Baghdad: Iraqi forces were massing north of Baghdad yesterday, aiming to strike back at Sunni Islamists whose drive towards the capital prompted the United States to send military advisers to stiffen government resistance.
Iraq’s top Shia cleric yesterday urged all people to unite and expel Sunni Muslim insurgents, as Shia Prime Minister Nouri Al Maliki came under growing pressure at home and abroad.
The call came after US President Barack Obama stopped short of acceding to Maliki’s appeal for air strikes on the Islamic State of Iraq and the Levant (ISIL), prompting neighbouring Shia Iran to charge that Washington lacked the “will” to fight terror.
President Barack Obama’s plan to send advisers to Iraq to help Baghdad counter Sunni Islamist militants shows the United States is not serious about fighting terrorism, an Iranian official was quoted by official media as saying yesterday.
Obama on Thursday offered up to 300 Americans to help coordinate the fight against Islamic State of Iraq and the Levant (ISIL). But he held off granting a request for air strikes from the Shia-led government and renewed a call for Prime Minister Nouri Al Maliki to do more to overcome sectarian divisions that have fuelled resentment among the Sunni minority.
“Obama’s recent remarks showed that the White House lacks serious will for confronting terrorism in Iraq and the region,” the official Irna news agency reported Deputy Foreign Minister for Arab and African Affairs Hossein Amir Abdollahian as saying.
Abdollahian said the US “delay” in fighting terrorism and the ISIL has “fuelled suspicions and doubts about the US objectives in Iraq,” Irna reported.
The Pentagon said yesterday that Iran had sent “small numbers” of operatives into Iraq to bolster the Shia-led government in Baghdad but there is no sign of a major deployment of army units.
“There are some Iranian revolutionary operatives in Iraq but I’ve seen no indication of ground forces or major units,” spokesman Admiral John Kirby told a news conference, apparently referring to Tehran’s Quds force, the covert arm of the Revolutionary Guard Corps.
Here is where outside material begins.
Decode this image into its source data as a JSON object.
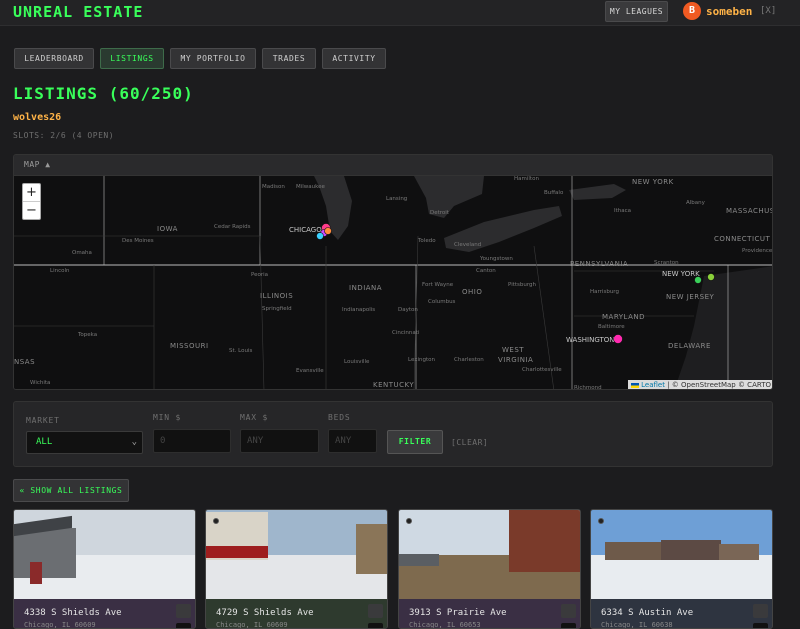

His comments marked the first public confirmation by the US government that Iranian operatives had crossed into Iraq, where the Baghdad government is struggling to counter the swift advance of Sunni extremists. A swift militant offensive, led by the ISIL, has overrun swathes of northern and central Iraq, threatening the United States’s already damaged legacy in the country.
Grand Ayatollah Ali Al Sistani, a revered cleric whose stature dwarfs that of any other figure among the Shia majority, called for Iraqis to band together against the insurgents before it was too late. If ISIL is not “fought and expelled from Iraq, everyone will regret it tomorrow, when regret has no meaning,” his spokesman announced on his behalf.
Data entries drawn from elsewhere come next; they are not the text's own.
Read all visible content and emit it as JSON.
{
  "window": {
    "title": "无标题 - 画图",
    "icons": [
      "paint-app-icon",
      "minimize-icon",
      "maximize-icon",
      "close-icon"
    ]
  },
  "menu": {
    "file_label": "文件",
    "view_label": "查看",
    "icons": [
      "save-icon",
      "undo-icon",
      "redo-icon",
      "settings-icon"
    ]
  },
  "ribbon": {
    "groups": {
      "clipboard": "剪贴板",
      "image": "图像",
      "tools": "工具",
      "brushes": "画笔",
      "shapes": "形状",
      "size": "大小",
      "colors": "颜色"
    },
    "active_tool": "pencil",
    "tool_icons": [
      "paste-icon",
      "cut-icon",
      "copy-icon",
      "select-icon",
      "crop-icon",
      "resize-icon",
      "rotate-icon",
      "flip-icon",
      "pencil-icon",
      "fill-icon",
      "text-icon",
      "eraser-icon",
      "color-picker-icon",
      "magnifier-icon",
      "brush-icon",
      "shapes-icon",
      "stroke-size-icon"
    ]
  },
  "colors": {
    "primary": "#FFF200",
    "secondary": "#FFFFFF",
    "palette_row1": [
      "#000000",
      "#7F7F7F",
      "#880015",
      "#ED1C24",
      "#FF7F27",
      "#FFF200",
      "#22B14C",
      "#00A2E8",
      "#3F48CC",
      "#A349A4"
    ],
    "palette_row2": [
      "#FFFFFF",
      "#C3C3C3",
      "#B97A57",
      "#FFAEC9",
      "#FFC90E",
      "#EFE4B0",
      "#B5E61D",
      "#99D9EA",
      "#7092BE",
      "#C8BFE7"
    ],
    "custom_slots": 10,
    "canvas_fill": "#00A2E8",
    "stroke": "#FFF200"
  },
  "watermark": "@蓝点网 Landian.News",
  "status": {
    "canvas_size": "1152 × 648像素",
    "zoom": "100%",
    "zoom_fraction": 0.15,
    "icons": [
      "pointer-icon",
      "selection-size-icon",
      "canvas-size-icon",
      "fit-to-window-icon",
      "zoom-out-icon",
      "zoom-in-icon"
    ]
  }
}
The reclusive Sistani, who heads a council of senior clerics, also said Iraq’s next government must be “effective” and avoid “past mistakes”, an apparent rebuke to Maliki, premier since 2006.
His remarks came after several senior American figures pushed the premier, who is seeking to retain his post after winning a plurality in April 30 elections, to work with Iraq’s Sunni Arab and Kurdish minorities.
US Vice President Joe Biden, Defence Secretary Chuck Hagel, Chairman of the Joint Chiefs General Martin Dempsey and David Petraeus, the former top US commander in Iraq, have all either called for Maliki to be more inclusive or outright criticised him.
Obama, who based his political career on ending the costly eight-year US intervention in Iraq, has insisted that his country is not slipping back into the morass.
Washington has already positioned an aircraft carrier in the Gulf and is flying manned and unmanned surveillance flights over Iraq.
Senior US officials said privately that special forces being sent to advise Iraqi forces could call in air strikes if necessary.
On the ground, Iraqi security forces were battling militants in several areas yesterday, with 34 members of the security forces killed in a town on the border with Syria, while 30 pro-government Shia militiamen died in a firefight with insurgents northeast of the capital in Diyala province.
In the area around Samarra, on the main highway 100km north of Baghdad, which has become a frontline of the battle with the Islamic State of Iraq and the Levant, the provincial governor, a rare Sunni supporter of Maliki, told cheering troops they would now force ISIL and its allies back.